An HSR station in Xingtai, Hebei province. (File photo/Xinhua)
China has faced deficits in each of its high-speed railway operations due to high up-front costs and the long wait for a return on investment, Shanghai's First Financial Daily has quoted a Chinese railway analyst as saying.
Eleven new high-speed railways started operations in 2012.
Some high-speed lines reported profits last year. The Beijing-Shanghai line made revenue of 17.38 billion yuan (US$2.2 billion) in 2012, breaking even from last June. The Shanghai-Nanjing intercity line reportedly has started making a profit.
Only lines running in the developed eastern coastal areas stand a chance of making money, said analysts, adding that most railways operating in areas of China's interior are still suffering huge losses. Improving networks in western areas will help these operators boost their revenues in the future, said an analyst.
There have been continual concerns over operational losses since the beginning of the country's high-speed rail construction boom. According to analysts, the Beijing-Tianjin, Shanghai-Nanjing, Beijing-Shanghai and Shanghai-Hangzhou lines are the only lines in the country that stand a chance of breaking even without amortization.

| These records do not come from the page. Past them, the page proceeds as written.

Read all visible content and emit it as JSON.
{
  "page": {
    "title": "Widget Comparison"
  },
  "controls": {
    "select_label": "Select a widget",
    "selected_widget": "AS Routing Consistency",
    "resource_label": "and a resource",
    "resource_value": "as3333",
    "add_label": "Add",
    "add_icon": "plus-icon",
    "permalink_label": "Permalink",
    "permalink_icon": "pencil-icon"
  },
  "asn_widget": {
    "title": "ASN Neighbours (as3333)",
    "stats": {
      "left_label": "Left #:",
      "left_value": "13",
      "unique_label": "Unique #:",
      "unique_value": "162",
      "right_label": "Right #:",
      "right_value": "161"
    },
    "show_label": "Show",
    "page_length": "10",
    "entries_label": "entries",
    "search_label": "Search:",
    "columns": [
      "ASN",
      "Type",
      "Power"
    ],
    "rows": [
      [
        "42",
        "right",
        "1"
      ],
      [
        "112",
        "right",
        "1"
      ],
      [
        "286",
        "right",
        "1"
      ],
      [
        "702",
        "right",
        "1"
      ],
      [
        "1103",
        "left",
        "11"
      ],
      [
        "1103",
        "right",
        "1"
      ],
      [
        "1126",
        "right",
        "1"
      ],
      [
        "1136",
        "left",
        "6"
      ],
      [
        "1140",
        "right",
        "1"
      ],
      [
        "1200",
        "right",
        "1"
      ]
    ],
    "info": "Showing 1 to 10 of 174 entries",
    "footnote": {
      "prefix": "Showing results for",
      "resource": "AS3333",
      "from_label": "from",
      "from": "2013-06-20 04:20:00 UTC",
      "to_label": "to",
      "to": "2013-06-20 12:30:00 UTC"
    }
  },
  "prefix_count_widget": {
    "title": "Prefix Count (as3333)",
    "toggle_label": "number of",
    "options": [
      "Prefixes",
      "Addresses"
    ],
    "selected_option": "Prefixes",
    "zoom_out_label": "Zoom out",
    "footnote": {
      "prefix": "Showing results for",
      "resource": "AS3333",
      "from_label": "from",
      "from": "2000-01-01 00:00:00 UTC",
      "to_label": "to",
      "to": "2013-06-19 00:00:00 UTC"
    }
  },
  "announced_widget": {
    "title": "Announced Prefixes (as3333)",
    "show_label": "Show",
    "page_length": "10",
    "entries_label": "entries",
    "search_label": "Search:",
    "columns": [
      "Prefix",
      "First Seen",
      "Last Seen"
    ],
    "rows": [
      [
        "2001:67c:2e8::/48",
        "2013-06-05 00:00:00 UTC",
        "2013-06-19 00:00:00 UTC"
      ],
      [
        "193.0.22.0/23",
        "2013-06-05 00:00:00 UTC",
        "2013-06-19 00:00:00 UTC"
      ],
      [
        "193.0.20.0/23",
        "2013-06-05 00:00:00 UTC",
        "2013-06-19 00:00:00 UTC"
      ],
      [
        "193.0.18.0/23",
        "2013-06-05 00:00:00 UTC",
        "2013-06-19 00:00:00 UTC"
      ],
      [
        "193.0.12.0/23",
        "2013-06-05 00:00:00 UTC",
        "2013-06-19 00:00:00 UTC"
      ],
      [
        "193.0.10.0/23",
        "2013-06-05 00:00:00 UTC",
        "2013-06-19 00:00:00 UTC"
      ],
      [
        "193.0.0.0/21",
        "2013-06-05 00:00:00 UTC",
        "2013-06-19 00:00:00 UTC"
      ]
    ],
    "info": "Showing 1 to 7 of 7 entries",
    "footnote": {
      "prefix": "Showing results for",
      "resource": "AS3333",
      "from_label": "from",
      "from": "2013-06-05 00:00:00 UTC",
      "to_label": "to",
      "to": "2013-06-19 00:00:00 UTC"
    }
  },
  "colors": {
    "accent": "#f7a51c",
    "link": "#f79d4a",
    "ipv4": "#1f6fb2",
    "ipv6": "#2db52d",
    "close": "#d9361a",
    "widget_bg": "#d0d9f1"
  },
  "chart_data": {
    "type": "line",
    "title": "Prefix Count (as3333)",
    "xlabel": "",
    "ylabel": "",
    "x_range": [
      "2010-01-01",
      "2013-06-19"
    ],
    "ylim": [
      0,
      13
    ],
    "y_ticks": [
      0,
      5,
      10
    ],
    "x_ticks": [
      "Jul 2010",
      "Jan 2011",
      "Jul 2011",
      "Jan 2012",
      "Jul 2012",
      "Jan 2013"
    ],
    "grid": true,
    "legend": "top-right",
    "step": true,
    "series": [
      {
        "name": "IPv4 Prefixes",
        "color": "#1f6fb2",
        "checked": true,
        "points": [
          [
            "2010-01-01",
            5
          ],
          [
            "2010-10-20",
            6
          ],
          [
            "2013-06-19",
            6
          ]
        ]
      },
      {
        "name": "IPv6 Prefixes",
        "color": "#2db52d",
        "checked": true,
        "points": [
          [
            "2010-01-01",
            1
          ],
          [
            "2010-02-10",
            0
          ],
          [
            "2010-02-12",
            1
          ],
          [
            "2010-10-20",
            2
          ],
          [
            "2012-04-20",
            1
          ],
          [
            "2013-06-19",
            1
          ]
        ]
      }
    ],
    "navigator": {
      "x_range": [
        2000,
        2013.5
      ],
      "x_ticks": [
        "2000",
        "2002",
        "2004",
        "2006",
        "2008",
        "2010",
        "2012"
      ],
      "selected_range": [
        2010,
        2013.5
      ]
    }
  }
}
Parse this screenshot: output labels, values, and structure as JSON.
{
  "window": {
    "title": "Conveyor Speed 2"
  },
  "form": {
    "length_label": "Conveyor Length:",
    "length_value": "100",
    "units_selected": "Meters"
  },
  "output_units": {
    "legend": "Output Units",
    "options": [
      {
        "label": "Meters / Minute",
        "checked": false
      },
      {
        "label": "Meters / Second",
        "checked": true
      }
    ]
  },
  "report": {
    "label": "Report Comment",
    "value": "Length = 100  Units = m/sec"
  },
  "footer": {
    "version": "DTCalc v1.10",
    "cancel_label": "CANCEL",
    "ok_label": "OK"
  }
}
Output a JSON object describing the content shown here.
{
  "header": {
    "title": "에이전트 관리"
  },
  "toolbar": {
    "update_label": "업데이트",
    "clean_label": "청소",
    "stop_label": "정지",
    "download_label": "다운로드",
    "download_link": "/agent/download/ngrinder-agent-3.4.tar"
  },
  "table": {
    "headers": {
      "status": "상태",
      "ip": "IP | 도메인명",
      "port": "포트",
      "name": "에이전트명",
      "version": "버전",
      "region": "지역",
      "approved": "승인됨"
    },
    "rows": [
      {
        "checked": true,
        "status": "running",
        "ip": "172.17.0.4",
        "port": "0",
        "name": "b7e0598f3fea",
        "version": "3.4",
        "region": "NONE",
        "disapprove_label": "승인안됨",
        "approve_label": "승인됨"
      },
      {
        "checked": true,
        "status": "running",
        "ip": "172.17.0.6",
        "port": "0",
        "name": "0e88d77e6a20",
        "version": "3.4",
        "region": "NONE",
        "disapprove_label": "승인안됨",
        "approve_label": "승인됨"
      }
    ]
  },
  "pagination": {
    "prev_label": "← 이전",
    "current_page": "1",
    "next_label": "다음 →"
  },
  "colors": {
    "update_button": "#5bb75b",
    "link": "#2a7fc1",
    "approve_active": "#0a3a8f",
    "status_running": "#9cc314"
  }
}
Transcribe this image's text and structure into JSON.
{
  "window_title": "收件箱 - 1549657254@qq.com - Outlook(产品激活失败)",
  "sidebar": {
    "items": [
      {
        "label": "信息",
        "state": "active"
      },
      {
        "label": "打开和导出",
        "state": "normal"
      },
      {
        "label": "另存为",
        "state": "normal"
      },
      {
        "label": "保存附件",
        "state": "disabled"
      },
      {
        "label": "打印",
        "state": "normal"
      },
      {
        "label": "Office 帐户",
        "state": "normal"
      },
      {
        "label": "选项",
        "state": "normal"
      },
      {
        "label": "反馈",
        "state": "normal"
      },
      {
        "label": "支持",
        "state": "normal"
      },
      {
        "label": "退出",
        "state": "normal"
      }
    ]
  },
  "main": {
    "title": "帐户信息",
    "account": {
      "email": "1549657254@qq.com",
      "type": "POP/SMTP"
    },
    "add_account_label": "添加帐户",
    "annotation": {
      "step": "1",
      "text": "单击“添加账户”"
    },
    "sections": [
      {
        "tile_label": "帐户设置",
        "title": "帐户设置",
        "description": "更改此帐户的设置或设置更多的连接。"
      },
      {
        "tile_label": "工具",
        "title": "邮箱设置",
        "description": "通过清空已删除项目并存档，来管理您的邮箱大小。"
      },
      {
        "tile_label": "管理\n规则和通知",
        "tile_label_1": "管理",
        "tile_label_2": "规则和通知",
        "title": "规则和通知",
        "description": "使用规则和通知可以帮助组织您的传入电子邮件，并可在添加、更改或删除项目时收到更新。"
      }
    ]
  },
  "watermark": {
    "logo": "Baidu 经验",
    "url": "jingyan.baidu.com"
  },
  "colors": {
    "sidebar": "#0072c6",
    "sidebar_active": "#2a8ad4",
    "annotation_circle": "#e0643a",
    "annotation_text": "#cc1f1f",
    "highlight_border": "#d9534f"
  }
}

More high-speed rail links will be built in the country's interior regions in the next three years, said a foreign bank's transportation analyst, who said that operators of high-speed railways in the interior will gradually improve their construction quality but will need to wait three times as long to break even as more developed coastal provinces.
Railway companies' profits come mainly from freight business, which account for 70% of total profits. The high-speed railway network mainly focuses on passenger transportation, said analysts.